Frank Black (Lance Henriksen) investigates a series of brutal murders that have a tie-in with a pretender who attempts to connect to people at funerals. Written by Chip Johanessen, Blood Relatives first aired on 6 December, 1996.
James Dickerson (Sean Six) attends funerals, pretending to be a friend of the deceased in order to be able to connect with people, to have an emotional tether. He’s grown up in the system, has spent his time in juvenile, and now stays in a trust home under the watch of Connor (John Fleck).
But when murders start to occur related to the funerals, James finds himself the prime suspect as Frank and Peter (Terry O’Quinn) profile, and follow the leads and clues to in its almost inescapable conclusion.
The story moves Frank’s wife, Catherine (Megan Gallagher), a little further into the spotlight but letting her do some work on the other side of Frank’s case.
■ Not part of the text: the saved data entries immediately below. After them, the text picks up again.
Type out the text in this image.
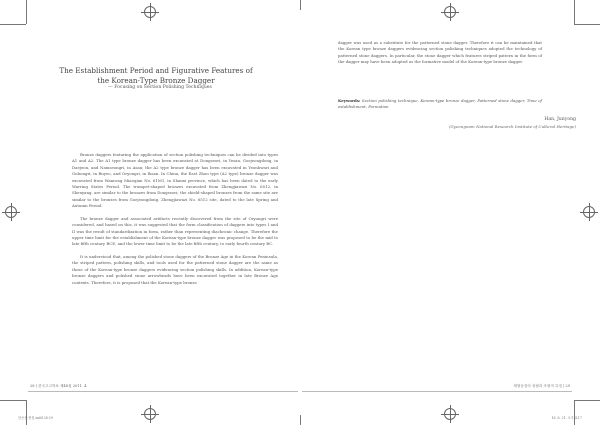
The Establishment Period and Figurative Features of
the Korean-Type Bronze Dagger
— Focusing on Section Polishing Techniques
Han, Junyong
(Gyeongnam National Research Institute of Cultural Heritage)

Bronze daggers featuring the application of section polishing techniques can be divided into types A1 and A2. The A1 type bronze dagger has been excavated at Dongseori, in Yesan, Goejeongdong, in Daejeon, and Namseongri, in Asan; the A2 type bronze dagger has been excavated in Yeonhwari and Gubongri, in Buyeo, and Oryongri, in Iksan. In China, the East Zhou type (A2 type) bronze dagger was excavated from Wanrong Miaoqian No. 61M1, in Shanxi province, which has been dated to the early Warring States Period. The trumpet-shaped bronzes excavated from Zhengjiawazi No. 6512, in Shenyang, are similar to the bronzes from Dongseori; the shield-shaped bronzes from the same site are similar to the bronzes from Goejeongdong. Zhengjiawazi No. 6512 site, dated to the late Spring and Autumn Period.

The bronze dagger and associated artifacts recently discovered from the site of Oryongri were considered, and based on this, it was suggested that the form classification of daggers into types I and II was the result of standardization in form, rather than representing diachronic change. Therefore the upper time limit for the establishment of the Korean-type bronze dagger was proposed to be the mid to late fifth century BCE, and the lower time limit to be the late fifth century, to early fourth century BC.

It is understood that, among the polished stone daggers of the Bronze Age in the Korean Peninsula, the striped pattern, polishing skills, and tools used for the patterned stone dagger are the same as those of the Korean-type bronze daggers evidencing section polishing skills. In addition, Korean-type bronze daggers and polished stone arrowheads have been excavated together in late Bronze Age contexts. Therefore, it is proposed that the Korean-type bronze

28 | 한국고고학보 제48집 2011. 4.
한준용-편집.indd 28-29
dagger was used as a substitute for the patterned stone dagger. Therefore it can be maintained that the Korean type bronze daggers evidencing section polishing techniques adopted the technology of patterned stone daggers. In particular, the stone dagger which features striped pattern in the form of the dagger may have been adopted as the formative model of the Korean-type bronze dagger.
Keywords: Section polishing technique, Korean-type bronze dagger, Patterned stone dagger, Time of establishment, Formation
세형동검의 성립과 조형적 특징 | 29
16. 6. 21. 오후 4:17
She works with Victim Services, and she’s pulled into the case by trying to help the families of the victims.
There’s a moment that stays with me in the episode, Frank comes home to find Catherine, and their daughter, Jordan (Brittany Tiplady) waiting up for him. Jordan is half asleep and Catherine and Frank have a conversation about the case, and when Jordan sleepily asks what the word depravity means, you can see the look both have that they have let just a little bit of darkness into Jordan’s life.
The series continues to be dark, but very smart, and well thought out.
The Well-Worn Lock puts Catherine front and centre in a very disturbing story. Written by series creator, Chris Carter, this story debuted on 20 December, 1996. Catherine is called in on a case where she looks after Connie Bangs (Michelle Joyner), a thirty-two year old woman, who comes to her for help.
Her father, Joe (Paul Dooley), has been abusing her and her sisters for decades. And it looks like the youngest daughter, Sara (Shaina Tianne Unger) is going to be the next in line.
Incest is a difficult subject, but the series takes it on head first, dragging it out into the light. The episode also gives Gallagher a chance to shine, as she carries the episode. Frank shows up now and again in aid of his wife, as he helps investigate the horrors put upon the young girls of the Bangs family. He and Bletcher (Bill Smitrovich) become more prevalent in the episode when they chase Joe down, but it’s Catherine’s episode, and she shows that she works in the darkness too.
Joyner is completely believable in her performance,and it was a brilliant casting choice to use Dooley – he’s played some comedic villains, and some good fathers, and this puts a whole twist on it. Smart.
That doesn’t make it any easier to watch. As each new truth is revealed about the Bangs family and Joe’s activities and the ignorance and compliance of his wife, Clea (Sheila Bangs). Troubling, unflinching and dark, Millennium is not The X-Files, even though it’s in the same universe, and I will follow Frank through his explorations into the darkness.